In the first part of her article on public sector building after Covid-19, director Jane Embury looked at some of the financial pressures the country faces. Here she weighs up construction costs with whole-life costs.
Earlier this week, I outlined my worry that the new austerity brought on by COVID-19 may lead to new public buildings being built on least-cost principles.
With the country’s finances in difficulty, it would be tempting to see the lowest-cost option as the best option.
But going down that route would mean compromising on the kind of inspirational architecture that is so important.
The fact is that public buildings can revitalise or depress, creating towns that we want to live in or move away from.
The importance of public sector expenditure cannot be underestimated. It makes up well over 30% of the UK’s expenditure on construction.

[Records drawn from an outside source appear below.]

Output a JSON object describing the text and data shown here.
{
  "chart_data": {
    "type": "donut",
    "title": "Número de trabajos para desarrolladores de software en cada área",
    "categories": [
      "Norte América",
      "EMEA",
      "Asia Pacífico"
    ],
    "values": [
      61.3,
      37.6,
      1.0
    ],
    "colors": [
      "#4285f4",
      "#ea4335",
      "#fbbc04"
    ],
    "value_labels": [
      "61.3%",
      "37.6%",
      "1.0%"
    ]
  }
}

I would like to see the government commit to a bold vision of what the next generation of schools, libraries, or hospitals should aspire to be.
As part of that, I would like the government to pledge its commitment to the highest standards of architectural quality.
Because what the public sector builds today will be with us for a generation or more – long after Covid-19 has passed into history.
The simple fact is that increasing the initial cost of a building’s envelope has a small impact on lifetime costs.
Not only that but by, for example, making energy efficiencies can deliver long-term savings. Combating climate change is, after all, a priority for all of us.
That lifecycle approach is now accepted by HM Treasury and the Department for Housing, Communities and Local Government.
Both recognise, or did recognise, the value of adopting a whole life cost perspective whenever appropriate.
However, costs are never simple. For example, the operating costs of a hospital can equal the value of its capital cost every two to three years.
That same equation is the same is true for a school, whose operating costs can equal capital cost every four years or so.
I’m reminded of a ministerial forward to the 2012 National Planning Policy Framework which applies in England. It said, baldly, that “our standards of design can be so much higher. We are a nation renowned worldwide for creative excellence, yet, at home, confidence in development itself has been eroded by the too frequent experience of mediocrity.”
While things have improved since then, I worry that Covid-19 will once again focus minds on construction costs alone. That, inevitably, will lead to more mediocrity.
A former president of RIBA said: “In stringent times, there is a danger that short-term money-saving decisions will be made on new buildings which result in poor solutions that are effectively false economies.
“Good design is an investment that pays for itself over a building’s lifetime; bad architecture will always cost more; invest now, or pay later.”
Whole-life costs are generally considered a better way of assessing value for money. Construction costs may seem attractive, but can be offset by higher ongoing costs.
The maths are compelling. Only about 30% of a building’s cost lies in its construction.
The remaining 70% is taken up in maintaining that building over its lifetime. That cost can be reduced by increasing initial design investment – for example, energy-saving strategies.
Determining that cost balance is what a life cycle costing analysis does. This beyond ROI to factor in long-term costs.
The lifespan of a building consists of five main stages: concept planning, design, construction, operations, and replacement or disposal.
I would like to see greater thought being given to concept planning and design. Now more than ever, we need good architecture.
We need to reinvigorate our public spaces and use public buildings to refresh and renew a sense of shared optimism.
What we don’t want is a return to the public architecture of the past – soulless and bland.
Because it’s worth reminding ourselves that civic architecture is about more than bricks and mortar.
It’s about the communities in which we live and work, and how to build better for a better future.